After Lisa and I read the super-amazing little paperback, “How To Talk So Kids Will Listen and Listen So Kids Will Talk”, we changed the way we communicated, not only with your kids, but with each other and other people. It revolutionized our speech.
But more than that, it caused us to analyze how we thought. It made us step back to look at how we imposed our expectations upon others.
Here’s an example. Your kid’s room is dirty. So you say to it (I say “it” just to add to the humor because they sometimes seem like its.), “Clean up your room! Now!” What you’ve communicated is that you can’t believe a human being would willingly live in such a den of iniquitous filth. You know you wouldn’t. You’re the boss. Your kid must live according to your standards of cleanliness and orderliness. Plus, your kid should drop what it’s doing and attend to your command immediately. Not only that, you’re the boss and your kid should just do as it’s told whether it likes it or not no questions asked.
But your kid’s thinking, “What’s wrong with my room? It’s my room, not yours. I like the disheveled look. I like my room to look lived in. I have way more important things to do, like catch up with my friends on Facebook. This 140 square feet is mine and I can do with it what I want. Who made you the boss of me? I’m old enough now to be spoken to as a human being and even an almost adult. Why are you snapping at me? Why are you being such a bitch? I was going to ask you if you wanted to take me out for lunch. Well, forget that!” Etcetera.

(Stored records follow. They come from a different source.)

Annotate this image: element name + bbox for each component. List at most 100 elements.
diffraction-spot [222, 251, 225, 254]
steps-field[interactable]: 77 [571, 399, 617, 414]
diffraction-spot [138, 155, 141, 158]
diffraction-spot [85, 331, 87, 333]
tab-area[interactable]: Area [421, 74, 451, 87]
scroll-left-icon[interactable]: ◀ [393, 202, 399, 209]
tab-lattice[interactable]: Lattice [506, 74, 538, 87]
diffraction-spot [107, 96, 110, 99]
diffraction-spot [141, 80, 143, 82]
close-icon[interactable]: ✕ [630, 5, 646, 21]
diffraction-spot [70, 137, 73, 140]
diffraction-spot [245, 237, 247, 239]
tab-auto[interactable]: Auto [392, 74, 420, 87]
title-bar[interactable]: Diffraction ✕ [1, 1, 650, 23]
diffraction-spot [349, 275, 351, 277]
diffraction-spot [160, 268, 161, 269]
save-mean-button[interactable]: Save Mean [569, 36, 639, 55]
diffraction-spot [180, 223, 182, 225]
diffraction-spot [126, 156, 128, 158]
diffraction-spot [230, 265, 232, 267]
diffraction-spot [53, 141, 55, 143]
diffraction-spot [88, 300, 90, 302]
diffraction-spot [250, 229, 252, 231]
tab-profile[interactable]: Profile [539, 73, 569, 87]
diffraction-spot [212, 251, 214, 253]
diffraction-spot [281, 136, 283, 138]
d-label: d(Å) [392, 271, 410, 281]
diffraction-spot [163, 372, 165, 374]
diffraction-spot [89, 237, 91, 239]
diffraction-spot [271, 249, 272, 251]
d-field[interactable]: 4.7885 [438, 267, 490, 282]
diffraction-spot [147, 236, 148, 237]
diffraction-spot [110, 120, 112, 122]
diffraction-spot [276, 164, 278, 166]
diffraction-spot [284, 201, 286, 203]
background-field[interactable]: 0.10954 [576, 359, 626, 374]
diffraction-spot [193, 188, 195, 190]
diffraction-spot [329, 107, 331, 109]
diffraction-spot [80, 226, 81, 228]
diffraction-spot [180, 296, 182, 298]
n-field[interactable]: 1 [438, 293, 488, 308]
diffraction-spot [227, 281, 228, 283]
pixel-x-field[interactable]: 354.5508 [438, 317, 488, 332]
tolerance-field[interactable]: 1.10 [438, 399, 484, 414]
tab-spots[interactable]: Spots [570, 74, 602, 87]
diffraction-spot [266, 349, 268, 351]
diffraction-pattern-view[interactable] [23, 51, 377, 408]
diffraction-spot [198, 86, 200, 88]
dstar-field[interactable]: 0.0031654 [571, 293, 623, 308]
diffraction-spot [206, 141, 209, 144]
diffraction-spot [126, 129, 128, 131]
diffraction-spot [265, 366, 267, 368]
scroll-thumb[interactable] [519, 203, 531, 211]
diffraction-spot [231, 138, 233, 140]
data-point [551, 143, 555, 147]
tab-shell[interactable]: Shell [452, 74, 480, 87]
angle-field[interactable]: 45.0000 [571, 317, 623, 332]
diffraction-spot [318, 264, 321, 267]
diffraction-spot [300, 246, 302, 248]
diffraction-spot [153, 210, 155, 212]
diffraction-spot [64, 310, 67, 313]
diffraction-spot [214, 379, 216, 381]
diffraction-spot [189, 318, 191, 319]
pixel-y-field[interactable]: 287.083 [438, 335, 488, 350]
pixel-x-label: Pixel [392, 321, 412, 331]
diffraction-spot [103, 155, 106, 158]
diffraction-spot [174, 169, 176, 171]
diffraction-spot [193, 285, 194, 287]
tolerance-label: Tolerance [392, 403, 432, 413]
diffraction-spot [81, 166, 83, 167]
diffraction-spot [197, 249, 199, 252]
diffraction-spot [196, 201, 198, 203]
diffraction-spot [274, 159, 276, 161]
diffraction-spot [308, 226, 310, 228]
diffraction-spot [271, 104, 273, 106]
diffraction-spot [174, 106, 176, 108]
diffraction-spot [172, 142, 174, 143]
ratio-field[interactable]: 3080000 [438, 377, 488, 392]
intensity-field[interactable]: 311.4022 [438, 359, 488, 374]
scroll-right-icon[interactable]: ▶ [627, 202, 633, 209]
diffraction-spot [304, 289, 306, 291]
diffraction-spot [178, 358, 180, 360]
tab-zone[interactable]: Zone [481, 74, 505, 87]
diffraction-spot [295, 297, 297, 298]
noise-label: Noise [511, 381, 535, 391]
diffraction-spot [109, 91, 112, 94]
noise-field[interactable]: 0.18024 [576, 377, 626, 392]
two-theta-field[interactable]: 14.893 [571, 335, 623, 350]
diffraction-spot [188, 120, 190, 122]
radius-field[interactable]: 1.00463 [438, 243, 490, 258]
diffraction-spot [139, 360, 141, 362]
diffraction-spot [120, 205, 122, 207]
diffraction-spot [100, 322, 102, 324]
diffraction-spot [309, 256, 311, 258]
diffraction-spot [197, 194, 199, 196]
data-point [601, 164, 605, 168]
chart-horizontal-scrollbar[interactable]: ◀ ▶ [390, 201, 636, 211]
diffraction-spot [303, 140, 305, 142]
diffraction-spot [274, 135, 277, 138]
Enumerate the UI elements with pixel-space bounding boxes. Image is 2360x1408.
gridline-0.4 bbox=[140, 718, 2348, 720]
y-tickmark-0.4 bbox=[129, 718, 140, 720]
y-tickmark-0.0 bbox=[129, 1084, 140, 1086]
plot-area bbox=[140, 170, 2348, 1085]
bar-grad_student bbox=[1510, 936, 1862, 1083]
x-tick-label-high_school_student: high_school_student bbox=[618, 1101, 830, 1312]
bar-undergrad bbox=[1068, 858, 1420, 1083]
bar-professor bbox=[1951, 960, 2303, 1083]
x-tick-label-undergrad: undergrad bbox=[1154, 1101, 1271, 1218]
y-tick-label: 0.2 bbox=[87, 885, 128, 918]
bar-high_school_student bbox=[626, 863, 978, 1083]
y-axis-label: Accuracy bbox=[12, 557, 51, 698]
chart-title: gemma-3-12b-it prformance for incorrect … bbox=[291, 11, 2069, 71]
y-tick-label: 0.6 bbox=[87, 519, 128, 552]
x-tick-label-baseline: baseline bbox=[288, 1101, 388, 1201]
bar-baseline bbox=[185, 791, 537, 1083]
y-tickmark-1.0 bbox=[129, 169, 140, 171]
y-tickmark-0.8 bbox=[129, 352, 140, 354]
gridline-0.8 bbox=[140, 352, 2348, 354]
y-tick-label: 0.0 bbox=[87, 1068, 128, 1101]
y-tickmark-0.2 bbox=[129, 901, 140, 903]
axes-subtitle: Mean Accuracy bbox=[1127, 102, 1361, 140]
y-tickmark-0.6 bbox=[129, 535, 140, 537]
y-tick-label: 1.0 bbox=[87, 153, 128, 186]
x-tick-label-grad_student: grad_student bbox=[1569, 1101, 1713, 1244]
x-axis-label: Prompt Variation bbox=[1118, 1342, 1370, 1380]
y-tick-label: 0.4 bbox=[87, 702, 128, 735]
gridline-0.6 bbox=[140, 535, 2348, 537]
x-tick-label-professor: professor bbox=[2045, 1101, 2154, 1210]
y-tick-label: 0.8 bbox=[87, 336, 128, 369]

Rather, when you walk by the room, you could say, “You know, I personally find it challenging to look at your room. If your door was closed, just for me, that would be cool.” You haven’t barked a command. You haven’t imposed your expectations. You haven’t imputed your standards. You’ve expressed your feelings. You’ve communicated a simple fact: “For my peace of mind it would help to keep the door closed. That is your space and I respect it. The way you keep your room is up to you.”
Here’s a super-easy example. Your kid slams the door. Instead of saying, “DON’T SLAM THE DOOR!”, which usually gets your kids eyes rolling and sighs forthcoming. Instead, say, “You slammed the door.” Usually, they will say, “Oops! Sorry!”
So for this Saturday’s spiritual exercise, try not to issue commands or impose your expectations or impute your ideas upon others. Just make statements. Try it. I promise that it won’t be long before it becomes your normal mode of speech.